Let $A$ and $B$ be row equivalent matrices over a field, say by an invertible matrix $P$ such that $PA = B$.

1. Prove that, for all matrices $X$ (such that the dimensions match), $AX = 0$ if and only if $BX = 0$.
2. Prove that any linear dependence satisfied by the columns of $A$ is also satisfied by the columns of $B$.
3. Conclude that $A$ and $B$ have the same column rank.

1. If $AX = 0$, then $PAX = P0$, so $BX = 0$. Conversely, if $BX = 0$, then $P^{-1}BX = P^{-1}0$, so $AX = 0$.

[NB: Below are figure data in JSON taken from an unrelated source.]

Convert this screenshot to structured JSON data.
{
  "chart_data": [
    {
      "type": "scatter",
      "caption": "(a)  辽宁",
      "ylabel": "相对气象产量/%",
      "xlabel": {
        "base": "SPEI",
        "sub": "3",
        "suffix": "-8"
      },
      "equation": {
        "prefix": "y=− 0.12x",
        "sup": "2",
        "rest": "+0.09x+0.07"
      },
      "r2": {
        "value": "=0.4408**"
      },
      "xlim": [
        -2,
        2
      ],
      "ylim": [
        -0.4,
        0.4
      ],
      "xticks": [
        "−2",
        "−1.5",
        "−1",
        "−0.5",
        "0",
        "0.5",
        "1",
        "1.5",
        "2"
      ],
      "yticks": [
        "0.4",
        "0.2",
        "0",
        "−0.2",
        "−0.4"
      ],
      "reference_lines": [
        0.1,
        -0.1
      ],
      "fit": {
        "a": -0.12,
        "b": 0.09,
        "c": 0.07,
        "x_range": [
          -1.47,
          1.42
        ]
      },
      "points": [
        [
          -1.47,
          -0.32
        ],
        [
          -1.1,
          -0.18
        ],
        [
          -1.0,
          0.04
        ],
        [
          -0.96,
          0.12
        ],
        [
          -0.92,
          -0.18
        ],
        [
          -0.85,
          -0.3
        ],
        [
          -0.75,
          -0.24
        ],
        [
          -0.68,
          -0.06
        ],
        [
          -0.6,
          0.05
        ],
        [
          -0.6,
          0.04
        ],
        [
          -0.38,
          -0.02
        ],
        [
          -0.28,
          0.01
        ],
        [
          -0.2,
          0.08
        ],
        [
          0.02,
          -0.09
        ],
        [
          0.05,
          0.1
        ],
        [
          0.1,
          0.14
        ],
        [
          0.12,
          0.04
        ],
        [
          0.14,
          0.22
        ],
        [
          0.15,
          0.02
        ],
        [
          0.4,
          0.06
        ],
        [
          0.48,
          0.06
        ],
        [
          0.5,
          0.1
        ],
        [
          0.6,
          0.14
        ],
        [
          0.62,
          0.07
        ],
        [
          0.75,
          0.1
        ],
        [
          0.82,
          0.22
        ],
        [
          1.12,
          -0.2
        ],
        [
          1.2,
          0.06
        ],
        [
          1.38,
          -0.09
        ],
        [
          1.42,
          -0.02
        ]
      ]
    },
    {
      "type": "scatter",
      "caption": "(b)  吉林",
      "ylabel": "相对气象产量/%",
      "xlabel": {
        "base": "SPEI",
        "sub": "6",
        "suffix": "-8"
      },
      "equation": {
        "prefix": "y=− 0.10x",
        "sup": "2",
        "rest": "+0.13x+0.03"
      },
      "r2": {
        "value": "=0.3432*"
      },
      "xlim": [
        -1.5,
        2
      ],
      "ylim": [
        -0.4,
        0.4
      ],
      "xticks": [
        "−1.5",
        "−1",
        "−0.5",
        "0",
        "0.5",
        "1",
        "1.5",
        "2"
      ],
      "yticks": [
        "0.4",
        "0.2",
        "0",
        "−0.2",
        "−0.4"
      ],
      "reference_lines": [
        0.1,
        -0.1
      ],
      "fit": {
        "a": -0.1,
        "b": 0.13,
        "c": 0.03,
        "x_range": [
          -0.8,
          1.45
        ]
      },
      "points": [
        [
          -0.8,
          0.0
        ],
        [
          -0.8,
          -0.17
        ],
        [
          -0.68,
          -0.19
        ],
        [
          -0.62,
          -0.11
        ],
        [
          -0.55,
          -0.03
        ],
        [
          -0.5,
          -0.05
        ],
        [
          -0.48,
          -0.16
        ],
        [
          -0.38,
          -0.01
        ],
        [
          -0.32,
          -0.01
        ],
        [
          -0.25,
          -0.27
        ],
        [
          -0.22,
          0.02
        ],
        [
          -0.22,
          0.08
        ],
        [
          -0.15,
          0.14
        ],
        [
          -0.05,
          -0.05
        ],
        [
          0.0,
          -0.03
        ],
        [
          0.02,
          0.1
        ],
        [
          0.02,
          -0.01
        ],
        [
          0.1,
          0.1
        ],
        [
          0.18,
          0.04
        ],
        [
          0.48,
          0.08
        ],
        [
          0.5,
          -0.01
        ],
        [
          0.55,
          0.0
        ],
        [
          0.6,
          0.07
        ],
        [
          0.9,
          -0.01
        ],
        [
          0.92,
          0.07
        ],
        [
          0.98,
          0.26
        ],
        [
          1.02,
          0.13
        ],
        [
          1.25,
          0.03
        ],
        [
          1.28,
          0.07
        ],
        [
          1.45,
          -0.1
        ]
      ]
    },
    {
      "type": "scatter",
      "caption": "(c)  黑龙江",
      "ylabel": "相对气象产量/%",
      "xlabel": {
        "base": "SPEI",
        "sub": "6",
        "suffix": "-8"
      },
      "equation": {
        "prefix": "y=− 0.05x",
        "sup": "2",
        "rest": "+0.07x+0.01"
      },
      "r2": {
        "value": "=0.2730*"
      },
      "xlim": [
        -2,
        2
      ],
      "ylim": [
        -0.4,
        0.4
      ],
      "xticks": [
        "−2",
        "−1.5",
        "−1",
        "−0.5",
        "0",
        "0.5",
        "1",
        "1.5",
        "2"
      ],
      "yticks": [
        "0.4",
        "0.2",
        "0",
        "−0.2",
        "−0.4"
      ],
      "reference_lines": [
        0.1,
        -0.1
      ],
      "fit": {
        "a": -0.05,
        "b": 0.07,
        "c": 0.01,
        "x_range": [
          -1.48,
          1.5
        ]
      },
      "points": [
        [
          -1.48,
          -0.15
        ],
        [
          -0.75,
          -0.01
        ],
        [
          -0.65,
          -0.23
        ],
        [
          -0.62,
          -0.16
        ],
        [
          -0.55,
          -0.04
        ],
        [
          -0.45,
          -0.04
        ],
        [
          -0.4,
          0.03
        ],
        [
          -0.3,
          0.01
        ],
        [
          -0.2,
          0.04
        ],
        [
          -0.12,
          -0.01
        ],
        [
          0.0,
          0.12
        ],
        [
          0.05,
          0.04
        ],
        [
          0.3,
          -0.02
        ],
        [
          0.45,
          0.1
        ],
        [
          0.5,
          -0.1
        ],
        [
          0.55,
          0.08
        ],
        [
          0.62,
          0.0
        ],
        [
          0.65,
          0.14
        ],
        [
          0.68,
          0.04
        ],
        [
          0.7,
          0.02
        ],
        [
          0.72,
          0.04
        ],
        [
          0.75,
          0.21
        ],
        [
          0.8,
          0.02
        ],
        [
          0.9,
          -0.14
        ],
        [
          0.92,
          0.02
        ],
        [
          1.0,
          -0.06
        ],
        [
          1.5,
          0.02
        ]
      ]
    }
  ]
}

2. Write $A$ and $B$ as column matrices: $A = [A_1 | \cdots | A_n]$ and $B = [B_1 | \cdots | B_n]$. Note that, since $PA = B$, we have $[PA_1 | \cdots | PA_n] = [B_1 | \cdots | B_n]$. In particular, $PA_i = B_i$ for all $i$. Now suppose $\sum \alpha_i A_i = 0$ is a linear dependence among the columns of $A$. Now apply $P$ (as a linear transformation) to this equation; we have $0 = P(\sum \alpha_i A_i) = \sum \alpha_i PA_i = \sum \alpha_i B_i$. Thus the columns of $B$ satisfy the same linear dependence.
3. Suppose $\{A_i\}_K$ is a maximal linearly independent set of columns of $A$. By part (2), $\{PA_i\}_K = \{B_i\}_K$ is a linearly independent set of columns of $B$. If this set is not maximal, then by part (2) again (using $P^{-1}$) $\{A_i\}_K$ is not maximal, a contradiction. So $\{B_i\}_K$ is a maximal linearly independent set. Since $P$ is injective (as a linear transformation), these sets have the same cardinality. In particular, $A$ and $B$ have the same column rank.